L'analyse des produits proposés a fait apparaître qu'en aucun cas ils ne pouvaient être présentés comme ayant les vertus spectaculaire annoncées.

La prévenue a tenté de minimiser sa responsabilité en prétendant que les produits proposés à la vente n'étaient pas des produits miracles. Devant la cour Aïda T a déclaré qu'elle n'avait pas eu l'intention de nuire en proposant ces produits amaigrissants, mais elle a dû admettre que lesdits produits n'avaient d'effet que s'ils étaient complémentaires d'un régime alimentaire strict, ce que la publicité omettait volontairement.

Le délit d'escroquerie est parfaitement établi et reconnu. Durant plus de trois années Aïda T a encaissé de nombreux chèques en créant, en liaison avec son amie Marguerite G, quatre entreprises successives qui sont devenues toutes les quatre des sociétés fictives. Aïda T a continué à gérer ces sociétés, à développer toute une publicité alors qu'elle était en état de cessation de paiements. La prévenue n'a pas sérieusement contesté les faits qui lui sont reprochés. Elle a déclaré que le montant de ses escroqueries ne se chiffrait pas à 900 000 F mais à une somme d'environ 450 000 F.

Il est établi que Aïda T n'a pu honorer les commandes de ses clients. Malgré l'absence de stock et dans l'impossibilité de livrer la marchandise elle a continué à envoyer ses dépliants publicitaires lui permettant de recevoir et d'encaisser rapidement des chèques de l'ordre d'environ 800 F.

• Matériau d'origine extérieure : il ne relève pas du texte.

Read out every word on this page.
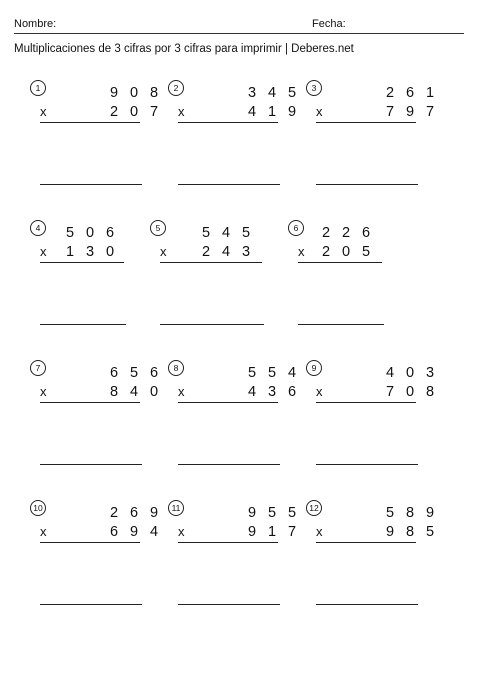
Nombre:	Fecha:
Multiplicaciones de 3 cifras por 3 cifras para imprimir | Deberes.net
1	9 0 8
x	2 0 7
2	3 4 5
x	4 1 9
3	2 6 1
x	7 9 7
4	5 0 6
x	1 3 0
5	5 4 5
x	2 4 3
6	2 2 6
x	2 0 5
7	6 5 6
x	8 4 0
8	5 5 4
x	4 3 6
9	4 0 3
x	7 0 8
10	2 6 9
x	6 9 4
11	9 5 5
x	9 1 7
12	5 8 9
x	9 8 5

C'est à bon droit que les premiers juges ont retenu la culpabilité de la prévenue;le jugement dont appel sera confirmé sur ce point.

En ce qui concerne les peines, pour mieux tenir compte de la personnalité de la prévenue, la cour réduira la durée de la peine d'emprisonnement ainsi que le montant de l'amende.

Une peine d'emprisonnement ferme est toutefois nécessaire en raison de la multiplicité des délits reprochés à la prévenue et de la continuité de ses agissements délictueux pendant plus de trois années.

Cette peine d'emprisonnement, indispensable, compte tenu du trouble causé à l'ordre public, trouble qui subsiste, sera pour partie assortie d'un sursis avec mise à l'épreuve avec pour obligation d'indemniser les victimes.

La cour ordonnera la publication de l'arrêt dans deux magazines.

Le maintien en détention de la prévenue, déjà condamnée, est nécessaire pour prévenir le renouvellement des infractions.

Par ces motifs, et ceux non contraires des premiers juges, LA COUR, Statuant publiquement, contradictoirement et en second ressort, - Confirme le jugement frappé d'appel sur la culpabilité de Aïda T. Infirmant sur la peine, La condamne à 20 mois d'emprisonnement dont 5 mois avec sursis et mise à l'épreuve pendant 3 ans avec l'obligation d'indemniser les victimes. Ordonne son maintien en détention. La condamne, en outre, à 50 000 F d'amende. Ordonne la publication du présent arrêt, par extrait, aux frais de Aïda T dans les journaux Télé 7 Jours et Femme Actuelle, sans que le montant d'insertion dépasse la somme de 10 000 F. Sitôt le prononcé de la peine, M. le Président a donné à la condamnée l'avertissement prévu par l'article 132-40 du NCP.